Był bardzo poważny, odpowiedzialny – tak go odbierałam od początku, a później, przez całe lata wspólnego życia, tylko się w tym utwierdziłam. Do dziś od ludzi, którzy go dobrze znali, ale również od tych, którzy tylko się z nim zetknęli, słyszę, że był bardzo odpowiedzialnym człowiekiem. To jest dla mnie niesłychanie ważne – nie wyobrażam sobie, żeby partner nie ponosił pełnej odpowiedzialności za rodzinę. To przejawiało się w prostych rzeczach – mój mąż na przykład nigdy się nie spóźniał, raczej przychodził przed czasem. Jak powiedział, że będzie o 19, to za pięć już był w domu. Niezwykle tego pilnował. Jak powiedział, że czymś się zajmie albo coś załatwi, to nie było mowy, żeby się nie zajął czy nie załatwił. Po prostu wszystko było na bank.
Dzieci
Pamiętam, jak pierwszy raz przynieśliśmy Andrzeja do domu, położyliśmy go na łóżku i oboje stanęliśmy nad tym tobołkiem… Kiedy dzieci były malutkie, bardzo mi pomagał. Wtedy nie miał jeszcze aż takiego nawału pracy. Owszem, dużo pracował, ale wielka polityka dopadła go w okresie, kiedy nasze dzieci były już w przedszkolu. Bardzo mi pomagał, gdy maluchy były jeszcze niemowlętami. Szczególnie noce były trudne, bo Andrzej nie chciał spać, leżał z otwartymi oczami. Ciągle go bujaliśmy w wózku, i to mocno – inaczej nie zasnął. Na spacerach, żeby łaskawie zasnął, trzeba było biegać z wózkiem.
Jedzenie
Bardzo lubił proste domowe jedzenie – to wyniósł z domu. Moja teściowa Helenka zawsze gotowała, jak to w polskim domu – tradycyjnie. Dla niego mielony z buraczkami czy pomidorowa były ważniejsze niż jakieś posiłki na mieście. Pomidorowa czy ogórkowa – takie było zawsze pytanie przed obiadem. Pomidorowa koniecznie z makaronem – ja zawsze wolałam z ryżem, ale ani dzieci, ani mój mąż go nie tolerowały. On sam sobie gotował makaron i prosto z sitka go wcinał, bardzo to lubił. Nigdy nie miałam talentu do gotowania, wszystkiego musiałam się po prostu nauczyć, gdy zostałam żoną i matką. Pamiętam jak dziś – na jeden z pierwszych obiadów postanowiłam zrobić cynaderki.
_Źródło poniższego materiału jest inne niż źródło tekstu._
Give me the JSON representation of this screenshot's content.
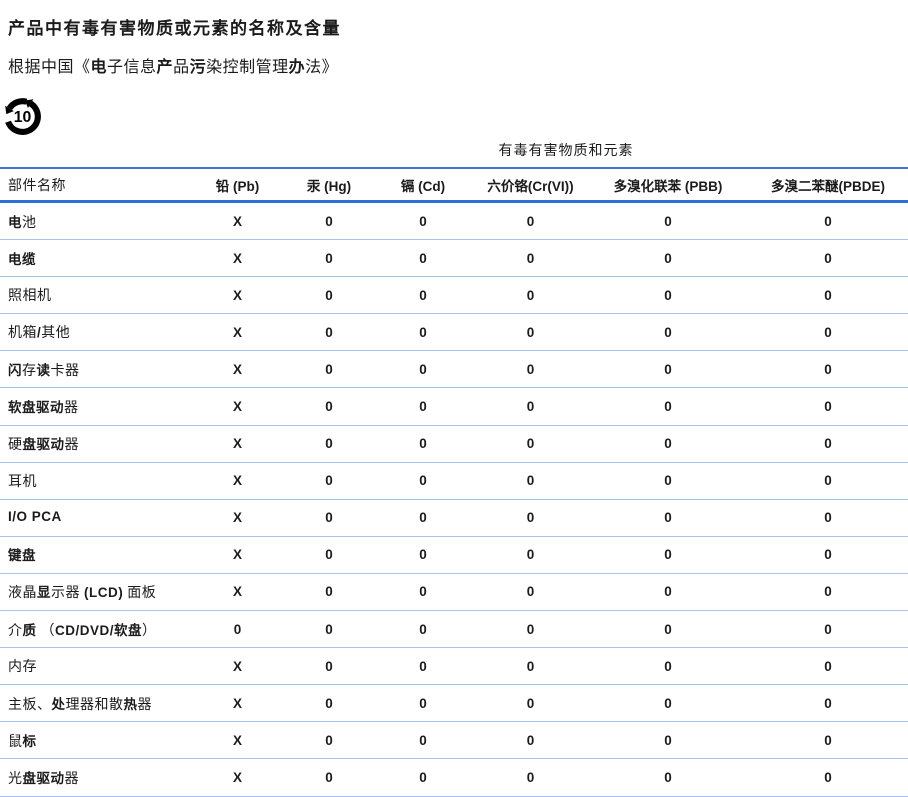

Wtedy jeszcze nie wiedziałam, że mój mąż żadnych podrobów nie je. Zrobiłam te cynaderki z jakimiś warzywami – bardzo smaczne. Zadowolona, podsunęłam mu to pod nos. „Co to jest?” – usłyszałam. „Cynaderki!”. A on tak zrobił młodej żonie: odsunął talerz i powiedział: „Nie jadam takich rzeczy”. Wcinałam te cynaderki cztery dni sama… I potem już nie ryzykowałam.
Chłopie
Moja teściowa ma na imię Helena, ja tak mam na drugie, moja babcia była Helena – mam więc wyjątkowy sentyment do tego imienia. Mój mąż często do mnie też mówił „Helka”, „Hela”, „Helena” – albo „chłopie”, naprawdę. A ja to lubiłam. Lubiłam szczególnie, jak mówił na mnie Helena. Wtedy mógł tak mówić i do swojej mamy, i do swojej żony.
Sport
Jak go poznałam, byłam już dojrzałą kobietą, po studiach, więc nie znałam jego wcześniejszej aktywności sportowej. Teściowa mi tylko opowiadała, że ciągle prała jego dresy. Grał w piłkę w klubie we Wrocławiu, był dobrze się zapowiadającym obrońcą. Grał w błocie, więc bez przerwy te dresy trzeba było prać. W czasach studenckich grał też w koszykówkę. Kochał w ogóle gry zespołowe, ale szczególnie piłkę nożną i koszykówkę. Później, jak już byliśmy małżeństwem, jako dojrzały mężczyzna pokochał tenisa i bardzo dobrze w niego grał. Jak miał wolną chwilę, umawiał się z kolegami. Cały czas miał tylko jakieś perypetie zdrowotne – co i rusz coś sobie naciągnął, nadwerężył, a to ścięgno Achillesa, a to ramię, a to przedramię. Córka też bardzo dobrze gra w tenisa i w ostatnim roku przed śmiercią męża zdarzało się, że z nim wygrywała, co go bardzo cieszyło. Ogromnie był z niej dumny, cieszył się, że z nią przegrywa… Zresztą to normalne, że rodzice się cieszą, jak dzieci są od nich lepsze.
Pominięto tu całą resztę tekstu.